LE FILM DE LA JOURNEE - La finale de la Coupe du Monde de Beach Soccer de la FIFA, Rio de Janeiro 2005, sera donc 100% européenne entre la France et le Portugal. Si la victoire française face au Japon n'a pas surpris grand monde, celle des Lusitaniens a plongé le Brésil dans une tristesse indescriptible. Demain, les Portugais voudront sans doute prendre leur revanche du Championnat d'Europe 2004 perdu en finale contre les Bleus. Les Auriverde devront eux se relever de cette énorme déception pour aller chercher la troisième place face au Japon.

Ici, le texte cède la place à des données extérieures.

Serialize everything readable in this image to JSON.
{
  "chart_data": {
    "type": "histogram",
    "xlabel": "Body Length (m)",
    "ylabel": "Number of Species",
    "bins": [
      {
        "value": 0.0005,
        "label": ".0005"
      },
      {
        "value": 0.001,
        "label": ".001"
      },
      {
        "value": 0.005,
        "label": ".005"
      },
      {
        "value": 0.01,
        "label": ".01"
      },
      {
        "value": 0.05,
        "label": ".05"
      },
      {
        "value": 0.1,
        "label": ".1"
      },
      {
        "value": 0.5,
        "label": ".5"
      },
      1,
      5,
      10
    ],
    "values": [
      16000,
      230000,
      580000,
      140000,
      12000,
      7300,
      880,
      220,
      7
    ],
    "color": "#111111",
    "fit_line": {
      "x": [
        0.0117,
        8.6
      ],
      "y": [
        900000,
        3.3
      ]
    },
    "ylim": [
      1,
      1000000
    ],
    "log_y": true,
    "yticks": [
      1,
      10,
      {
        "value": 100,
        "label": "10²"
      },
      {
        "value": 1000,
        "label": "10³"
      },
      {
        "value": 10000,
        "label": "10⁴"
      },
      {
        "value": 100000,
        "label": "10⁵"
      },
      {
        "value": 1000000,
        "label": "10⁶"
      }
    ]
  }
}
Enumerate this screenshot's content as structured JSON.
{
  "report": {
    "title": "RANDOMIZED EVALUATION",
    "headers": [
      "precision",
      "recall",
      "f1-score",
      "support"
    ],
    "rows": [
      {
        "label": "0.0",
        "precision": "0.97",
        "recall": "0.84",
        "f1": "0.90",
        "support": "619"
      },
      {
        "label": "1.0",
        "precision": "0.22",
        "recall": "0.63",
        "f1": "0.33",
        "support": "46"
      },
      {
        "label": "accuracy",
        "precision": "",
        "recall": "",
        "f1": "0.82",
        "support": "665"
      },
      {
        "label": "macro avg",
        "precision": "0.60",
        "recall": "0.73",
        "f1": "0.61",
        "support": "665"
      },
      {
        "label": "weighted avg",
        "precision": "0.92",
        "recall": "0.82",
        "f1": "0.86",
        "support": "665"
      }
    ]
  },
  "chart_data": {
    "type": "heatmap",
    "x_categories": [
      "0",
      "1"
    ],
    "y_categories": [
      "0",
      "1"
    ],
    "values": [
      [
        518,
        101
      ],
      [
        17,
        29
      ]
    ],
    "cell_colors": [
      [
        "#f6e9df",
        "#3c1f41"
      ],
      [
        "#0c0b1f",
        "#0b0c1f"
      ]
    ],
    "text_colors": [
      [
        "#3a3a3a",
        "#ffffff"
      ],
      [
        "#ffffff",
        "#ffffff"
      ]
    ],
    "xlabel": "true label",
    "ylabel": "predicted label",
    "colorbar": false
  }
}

France 4:1 Japon : les Nippons auront tout donné
" Le Japon est une équipe bien organisée, qui se bat et ne renonce jamais. Elle possède en plus un excellent joueur en la personne de Kawaharazuka. La voir en demi-finale est une très bonne nouvelle pour le sport japonais, asiatique, et pour le beach soccer en général ". Après la victoire des siens aujourd'hui, Eric Cantona ne tarissait pas d'éloges sur l'équipe nippone. Il faut dire que si beaucoup s'attendaient à une demi-finale facile pour la France, il n'en a rien été. Il a fallu une très bonne équipe de France, solide défensivement, pour pouvoir battre un Japon toujours aussi volontaire. Deux jours après avoir passé sept buts à l'Espagne en quart de finale, les Bleus ont cette fois du se contenter de quatre inscrits par Mendy (2), Sciortino et Cardoso.
Pour le Japon, si lorsque l'on atteint les demi-finales on veut toujours aller plus loin, l'aventure aura été belle. Jusqu'aux derniers instants de cette demi-finale, les Nippons ne se sont jamais avoués vaincus. " Ce qui m'a impressionné, c'est qu'à 4:0 à une minute du coup de sifflet final, ils continuaient d'attaquer ", avouait encore Eric Cantona. " Bien sûr que nous lutterons toujours jusqu'au bout. Nous ne savons pas faire autrement ", de lui répondre son homologue japonais Rui Ramos. Et ces efforts ont été récompensés lorsque Kawaharazuka a réduit le score à quelques secondes de la fin du match. " Trois de mes joueurs étaient blessés avant le match, mais ils ont voulu jouer quand même. C'était une question d'honneur pour eux " : Rui Ramos donne là un bel exemple de l'état d'esprit qui habite cette surprenante équipe du Japon. Une détermination qu'elle mettra encore en exergue demain en affrontant le Brésil pour une place sur le podium de la Coupe du Monde de Beach Soccer de la FIFA, Rio de Janeiro 2005.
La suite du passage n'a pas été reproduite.